MCAA and the UA Form Alliance

MCAA and the UA have partnered with the Society of American Military Engineers (SAME) in a new alliance focused on building our national security by contributing to America’s infrastructure development. The groups will collaborate on workforce development, educating influencers and decision makers, and education and training.

MCAA Releases In-Depth Risk Analysis of Alternative Retirement Plan Designs WebBook

In response to a request from the MCAA Board of Directors following discussion of the stalled legislative proposal allowing new Composite Plan options, Horizon Actuarial Services provided an in-depth analysis of Alternative Retirement Plan Designs. The report, authored by actuaries Cary Franklin and Jonathan Feldman, offers a general risk-factor analysis for plan trustees to consider in any more in-depth analysis of particular plan circumstances and plan design options. It focuses on six areas: 1) traditional defined benefit (DB) plans; 2) variable DB plans; 3) cash balance plans; 4) money purchase plans; 5) profit sharing plans; and, 6) proposed new composite plans (not yet enacted into law). Cary Franklin will be making a presentation on this analysis at the National Issues Conference.

Joint MCAA/UA Brief Supports NLRB Determination on Worker Misclassification

MCAA and the United Association (UA) filed a joint brief in the Velox Express, Inc. case (Case No. 15-CA-184006) pending before the National Labor Relations Board (NLRB).
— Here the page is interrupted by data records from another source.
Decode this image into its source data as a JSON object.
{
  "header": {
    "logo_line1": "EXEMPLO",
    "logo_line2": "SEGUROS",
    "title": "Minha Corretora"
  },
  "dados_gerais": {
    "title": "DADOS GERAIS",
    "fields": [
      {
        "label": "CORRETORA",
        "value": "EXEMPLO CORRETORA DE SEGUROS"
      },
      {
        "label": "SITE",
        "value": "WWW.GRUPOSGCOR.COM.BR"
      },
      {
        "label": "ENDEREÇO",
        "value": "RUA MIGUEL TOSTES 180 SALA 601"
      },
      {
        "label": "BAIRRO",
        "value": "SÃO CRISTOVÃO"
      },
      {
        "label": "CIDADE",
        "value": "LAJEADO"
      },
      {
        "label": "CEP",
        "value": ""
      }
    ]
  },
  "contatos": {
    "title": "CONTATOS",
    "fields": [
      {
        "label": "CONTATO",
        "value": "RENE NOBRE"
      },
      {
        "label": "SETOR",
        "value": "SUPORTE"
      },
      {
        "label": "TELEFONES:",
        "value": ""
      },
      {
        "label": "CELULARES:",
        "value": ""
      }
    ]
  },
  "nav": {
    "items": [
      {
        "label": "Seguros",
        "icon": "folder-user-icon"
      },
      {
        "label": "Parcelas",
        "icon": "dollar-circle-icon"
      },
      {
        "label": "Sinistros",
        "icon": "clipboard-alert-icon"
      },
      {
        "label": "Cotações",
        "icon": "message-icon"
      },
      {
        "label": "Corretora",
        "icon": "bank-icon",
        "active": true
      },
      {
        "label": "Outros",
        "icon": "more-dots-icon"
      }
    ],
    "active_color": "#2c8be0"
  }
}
The organizations voiced support for an NLRB Administrative Law Judge’s (ALJ) opinion that worker misclassification itself is an independent violation of workers’ rights under the National Labor Relations Act. The act includes provisions barring employer interference, restraints or coercion with respect to a worker’s right to engage in protected concerted activity.

In the case at issue, Velox Express classified couriers who pick up and deliver medical diagnostic test samples from physician sites and testing labs as independent contractors rather than as employees.

The ALJ noted that the NLRA contains an exception allowing for exclusion of legitimate independent contractors from protected “employee” status. The ALJ also stressed that the Supreme Court has directed that such exceptions are not to be expansively interpreted so as not to deprive legitimate employees of their rights under the NLRA.

Applying the NLRB’s multifactor analysis to the facts of the courier’s work with the company, the ALJ held that the balance of the factors swayed the judgment toward finding misclassification of the worker as an independent contractor rather than as an employee.

The ALJ went on to determine that, “By misclassifying its drivers, Velox restrained and interfered with their ability to engage in protected activity by effectively telling them that they are not protected by Section 7 and thus could be disciplined or discharged for trying to form, join or assist a union or act together with other employees for their benefit and protection.”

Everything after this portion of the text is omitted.